“We really advanced blindfolded” — Understanding the care pathway for survivors of sexual violence in Madagascar

Dr Sedera Rakotondrasoa: I am a public health physician. In the field I coordinate communicable disease control programmes in a health district in the Analamanga region of Madagascar. My research focuses on HIV, maternal and child health, tuberculosis, viral hepatitis and neglected tropical diseases. I am particularly interested in the most vulnerable populations, notably women and children.

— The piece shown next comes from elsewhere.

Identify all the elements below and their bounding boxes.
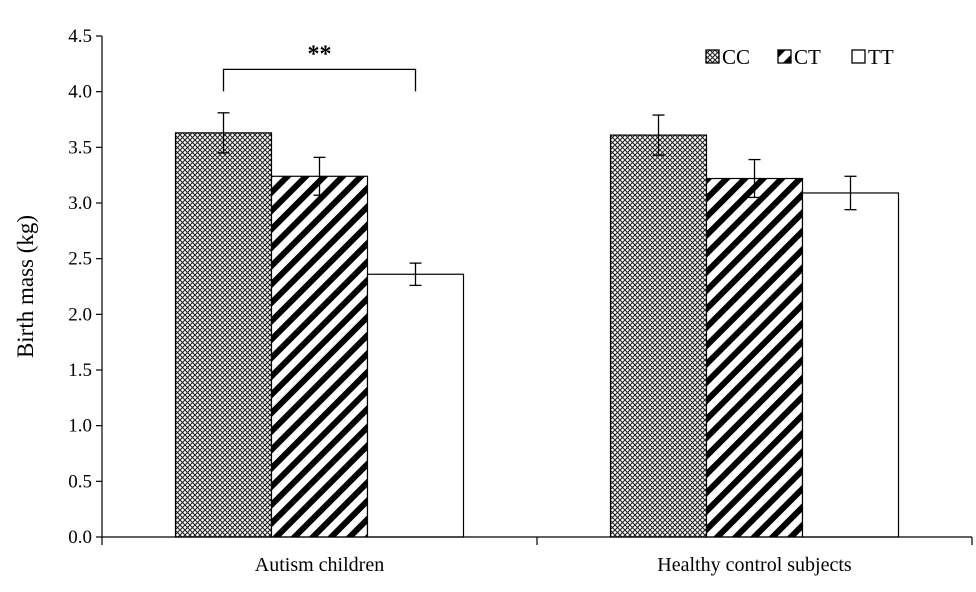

Dr Sedera Rakotondrasoa: My study analyses the real-world care pathway of survivors of sexual violence in the Analamanga region.
I chose this subject because sexual violence affects about 13.7% of women — an alarming figure that in fact conceals an even graver reality because it is widely under-reported. In my work I observed that many peripheral healthcare providers hesitate to manage these cases, often out of fear of medico-legal implications, while survivors, especially in rural areas, struggle to access essential care such as prevention for sexually transmitted infections and HIV.
Faced with this fragmentation, the Centre Vonjy represents a model of excellence by bringing all essential services together — clinical care, psychological support and legal accompaniment — under one roof. But is this centre truly accessible to the survivors who need it most? I wanted to understand the gap between the ideal model and field reality, and to identify the concrete bottlenecks in the system.

Dr Sedera Rakotondrasoa: Three findings seem crucial to me:
First, initiation of the care pathway: many survivors do not dare take the first step — paralysed by trauma and the fear of judgement. The system must reach out to them, with accessible entry points within communities.
Second, fragmentation of the pathway: survivors navigate between poorly articulated services and have to repeat their stories, which is exhausting; the challenge is to create clear bridges between actors.
Finally, financial accessibility: even where care is nominally “free”, indirect costs (transport, certificates, tests) remain major barriers for the poorest.

I still have in mind the case of a woman in her forties living in a remote Malagasy village. After being sexually assaulted, she sought help only three months later. Shame paralysed her; fear of rumours kept her from acting. She did not know that emergency medical care is available within 72 hours — notably to access post-exposure prophylaxis (PEP) for HIV — nor that specialised centres such as Centre Vonjy exist. She also believed that a consultation would cost 10,000 Ariary (about €2), a sum she did not have. When the pain became unbearable, she knocked on several doors. A local official requested a paid medical certificate. At the district hospital she was told that there was “no proof”, that too much time had passed since the assault. It was finally a gendarme and then a public prosecutor who took the time to listen to her and referred her to Centre Vonjy. To get there she had to borrow money for transport. At the centre, the touted free care collided with the reality of insufficient equipment. She was sent from one hospital to another for tests, forcing her family to make unplanned payments totalling 100,000 Ariary (around €20).

Dr Sedera Rakotondrasoa: The scholarship was crucial. I had the honour of being awarded this prestigious Excellence Scholarship, a selective programme funded by L’Initiative – Expertise France. It enabled me to follow the Master 2 (M2) “Global Health in the South” course in Bordeaux and to carry out this study in Madagascar. Practically speaking, the scholarship was the key that made everything possible: it covered my training, the field logistics and, importantly, ensured impeccable ethical conditions by allowing me to compensate participants for their time and expenses.
Professionally, it gave me legitimacy and research methods; personally, it confirmed my career project. The results are concrete: a report with directly usable recommendations and the prospect of scientific publications that will make a lasting contribution to research on this topic.

Dr Sedera Rakotondrasoa: My report proposes a detailed roadmap, but if I had to stress priority actions they would fall into three levels.
For decision-makers: make the system proactive and coordinated — implement an official protocol among Ministry of Health, police and the Centre, and a shared monitoring tool to avoid institutional “ping-pong”.
For NGOs and field actors: step up awareness about the 72-hour window and create emergency funds to cover transport and administrative fees.
For practitioners: adopt a compassionate listening approach and promptly and clearly refer survivors to the nearest specialised service.


This report does more than describe the problem: it analyses in depth the causes of system fragmentation, drawing on testimonies from survivors and professionals. It offers a clear, practical roadmap to turn intentions into concrete actions.

I wish to express my deep gratitude to the survivors who shared their stories. Their courage fuels this work. My sincerest hope is that this study, albeit on a small scale, will contribute to ensuring that fewer and fewer survivors of sexual violence ever have to say: “We really advanced blindfolded.”